Dans un article intitulé « Monfils déprime », le journaliste de L’Equipe revient sur l’enchaînement de blessures dont le français est victime et nous dresse un tableau peu rassurant sur son état de forme (L’Equipe, Mardi 17 Avril 2012, p.9). Le joueur l’avait ouvertement confié : cette saison, il souhaitait avant tout « ne pas se blesser et faire enfin une année complète ». Malheureusement, ses plans sont d’ores et déjà contrariés. Son entraîneur, Patrick Chamagne, raconte : « Il se remet en question, je me remets en question, mais on n’arrive pas à comprendre pourquoi Gaël se blesse si souvent. Ça nous prend la tête. Avant, question diététique, question sommeil, il n’était pas irréprochable. Mais, aujourd’hui, il est sérieux et ça casse toujours. En ce moment, son moral ne va pas fort. (…) Il tourne en rond et il se pose dix mille questions, sur sa carrière et sur sa vie d’homme. S’il se blesse si souvent, c’est qu’il y a quelque chose derrière. C’est obligé. Mais quoi ? (…) Pour Gaël, je pense que la solution est psychologique ».

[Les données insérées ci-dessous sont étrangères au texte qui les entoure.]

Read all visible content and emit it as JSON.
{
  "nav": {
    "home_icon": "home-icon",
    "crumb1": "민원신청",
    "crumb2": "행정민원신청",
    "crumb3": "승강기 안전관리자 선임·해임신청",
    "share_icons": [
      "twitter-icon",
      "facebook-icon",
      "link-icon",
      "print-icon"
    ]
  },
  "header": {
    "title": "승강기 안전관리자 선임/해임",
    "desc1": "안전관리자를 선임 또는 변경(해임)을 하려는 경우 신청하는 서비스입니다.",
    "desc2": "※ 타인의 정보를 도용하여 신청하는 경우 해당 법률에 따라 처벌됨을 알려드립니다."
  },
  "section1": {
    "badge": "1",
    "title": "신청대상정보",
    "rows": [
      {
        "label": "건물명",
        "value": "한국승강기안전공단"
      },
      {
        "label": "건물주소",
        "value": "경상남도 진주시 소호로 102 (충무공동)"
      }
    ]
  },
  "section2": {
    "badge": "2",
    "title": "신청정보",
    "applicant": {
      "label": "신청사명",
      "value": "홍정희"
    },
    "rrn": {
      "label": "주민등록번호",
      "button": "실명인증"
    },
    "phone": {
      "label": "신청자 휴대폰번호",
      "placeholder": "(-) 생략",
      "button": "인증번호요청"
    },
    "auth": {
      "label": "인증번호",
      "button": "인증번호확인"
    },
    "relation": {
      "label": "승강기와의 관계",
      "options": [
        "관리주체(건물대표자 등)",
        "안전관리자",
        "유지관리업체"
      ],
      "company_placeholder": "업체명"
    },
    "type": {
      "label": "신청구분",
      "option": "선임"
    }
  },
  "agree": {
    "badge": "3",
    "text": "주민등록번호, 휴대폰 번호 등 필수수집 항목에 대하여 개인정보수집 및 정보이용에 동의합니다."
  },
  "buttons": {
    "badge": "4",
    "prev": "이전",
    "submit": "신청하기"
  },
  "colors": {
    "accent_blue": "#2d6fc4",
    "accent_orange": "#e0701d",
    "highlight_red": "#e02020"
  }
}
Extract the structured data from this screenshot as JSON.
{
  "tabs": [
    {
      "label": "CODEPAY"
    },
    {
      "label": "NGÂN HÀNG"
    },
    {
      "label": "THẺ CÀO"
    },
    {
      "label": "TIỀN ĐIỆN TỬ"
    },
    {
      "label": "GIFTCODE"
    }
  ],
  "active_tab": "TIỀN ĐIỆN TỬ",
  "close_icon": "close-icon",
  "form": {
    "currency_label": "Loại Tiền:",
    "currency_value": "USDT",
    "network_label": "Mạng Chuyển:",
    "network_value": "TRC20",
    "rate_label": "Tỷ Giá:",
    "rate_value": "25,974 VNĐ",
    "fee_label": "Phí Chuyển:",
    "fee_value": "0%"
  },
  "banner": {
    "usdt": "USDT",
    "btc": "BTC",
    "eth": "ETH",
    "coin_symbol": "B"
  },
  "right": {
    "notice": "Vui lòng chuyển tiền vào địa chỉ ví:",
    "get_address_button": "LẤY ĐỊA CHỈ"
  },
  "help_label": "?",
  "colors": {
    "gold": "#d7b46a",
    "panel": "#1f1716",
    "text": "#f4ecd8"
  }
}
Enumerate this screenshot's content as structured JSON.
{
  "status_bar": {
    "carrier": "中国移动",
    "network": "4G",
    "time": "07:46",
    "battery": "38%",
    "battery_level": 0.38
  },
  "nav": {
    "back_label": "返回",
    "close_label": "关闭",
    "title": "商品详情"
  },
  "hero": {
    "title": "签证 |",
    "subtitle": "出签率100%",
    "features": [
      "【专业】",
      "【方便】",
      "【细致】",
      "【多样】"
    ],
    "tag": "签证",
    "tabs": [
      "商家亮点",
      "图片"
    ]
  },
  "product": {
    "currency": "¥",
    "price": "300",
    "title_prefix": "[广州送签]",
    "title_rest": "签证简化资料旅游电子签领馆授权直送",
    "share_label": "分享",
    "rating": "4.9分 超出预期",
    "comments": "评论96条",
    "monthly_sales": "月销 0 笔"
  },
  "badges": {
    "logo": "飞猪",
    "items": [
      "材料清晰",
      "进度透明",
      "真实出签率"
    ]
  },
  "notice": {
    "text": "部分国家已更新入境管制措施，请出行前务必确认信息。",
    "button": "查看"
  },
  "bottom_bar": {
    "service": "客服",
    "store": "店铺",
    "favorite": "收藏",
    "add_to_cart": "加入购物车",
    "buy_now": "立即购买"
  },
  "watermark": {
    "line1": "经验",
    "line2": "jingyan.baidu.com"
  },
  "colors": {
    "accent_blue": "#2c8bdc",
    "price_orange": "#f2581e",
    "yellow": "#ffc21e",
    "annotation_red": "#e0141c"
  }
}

Loin de nous l’intention de porter un jugement sur la situation de Gaël Monfils en particulier. L’idée serait plutôt de discuter de notre fâcheuse tendance à envisager la question du psychologique à des moments quasi-critiques, lorsque tout a été envisagé antérieurement et, lorsque, en clair, nous ne savons plus quoi faire. A cet instant, le sujet s’immisce dans les discours… Il faut reconnaître qu’il offre une bonne « stratégie de défense » en vue d’expliquer ce qui nous échappe. La mise en place d’un travail d’intervention en psychologie du sport ne devrait pas dépendre de ce genre de « conditions ». L’idéal serait de le débuter dès les années de formation afin de faire des questions du mental des compagnons de route et non des tabous.
Il est toujours extrêmement difficile pour un athlète de recevoir un constat du type « c’est dans ta tête » qui souligne l’impuissance et l’incompréhension générale et le place comme unique responsable de ses déboires. Non content d’être dans l’incapacité de comprendre ce qu’il vit, le sportif se retrouve dans la peau de « l’accusé » dans un domaine impalpable où tout être humain souffre de se faire bousculer. Sa solitude peut alors s’en trouver renforcée, assortie d’un sentiment de culpabilité.

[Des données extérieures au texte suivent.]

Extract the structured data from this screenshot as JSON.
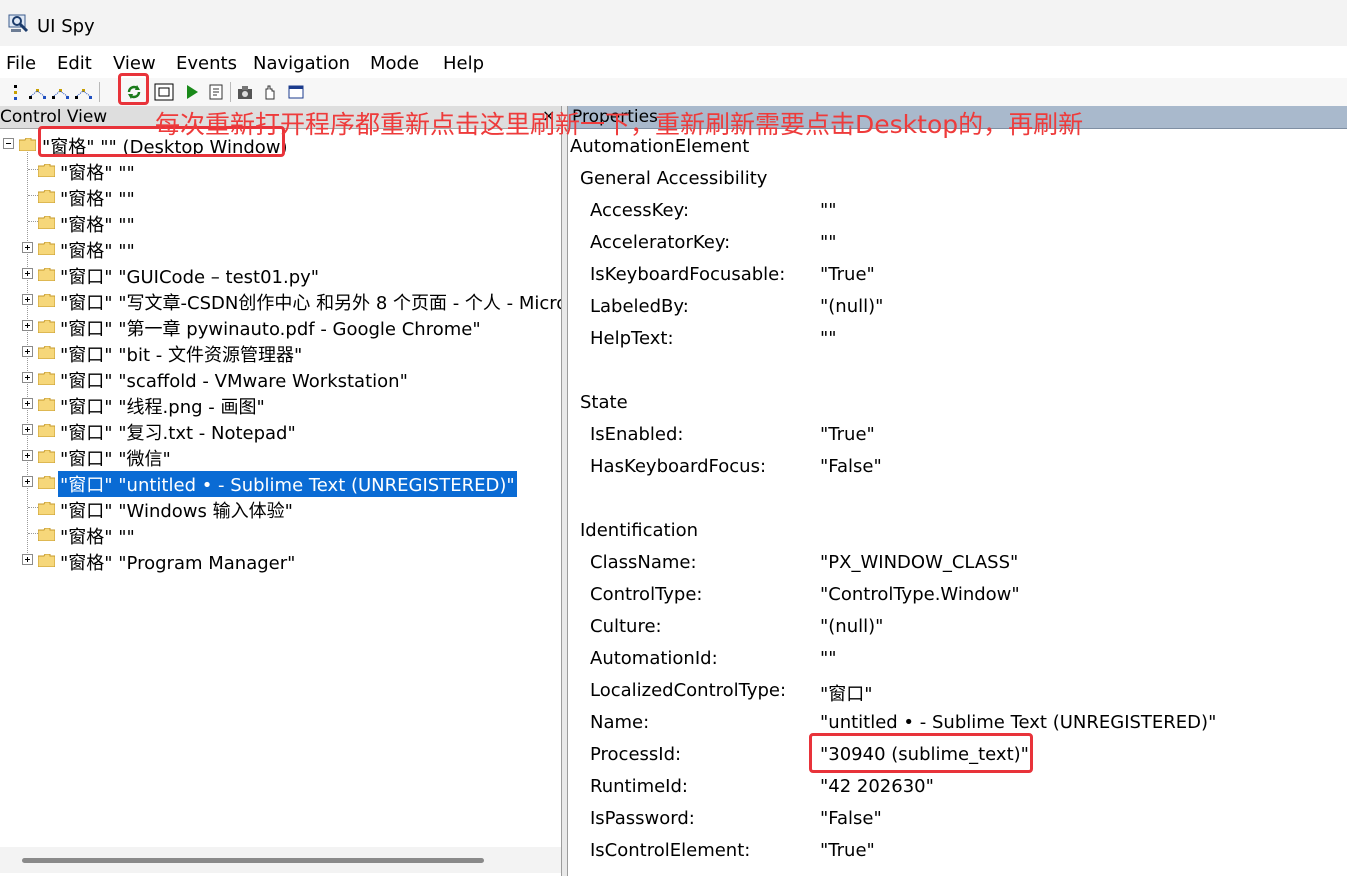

Quel dommage d’en arriver là. Quel dommage d’attendre d’être face à un mur pour s’interroger sur l’intérêt de l’intervention en psychologie du sport. D’autant que cette dernière n’a rien de magique. Elle représente un travail sérieux tout autant que les autres versants de la performance. Comment pouvons-nous proposer des préparations aussi fines où rien ne semble laissé au hasard (sommeil, diététique, récupération,…) pour laisser en friche tout un champ qui, en réalité, a le pouvoir de dominer tous les autres ? Cette démarche est tout simplement incompréhensible et injustifiable.
Dans le cas de Gaël Monfils, Patrick Chamagne a-t-il raison de penser que « la solution est psychologique » ? Nous l’ignorons. En revanche, ce que nous savons, c’est que ce domaine intervient de façon importante dans la performance. C’est une variable de poids dans l’équation de l’optimisation des compétences de celui qui « joue ». Personne ne peut dire le contraire, à moins de faire preuve d’une mauvaise fois absolue. Pourtant, l’attention lui étant accordée, le temps lui étant consacré et les contextes dans lesquels nous commençons à nous en soucier, sont, encore trop souvent, totalement inappropriés.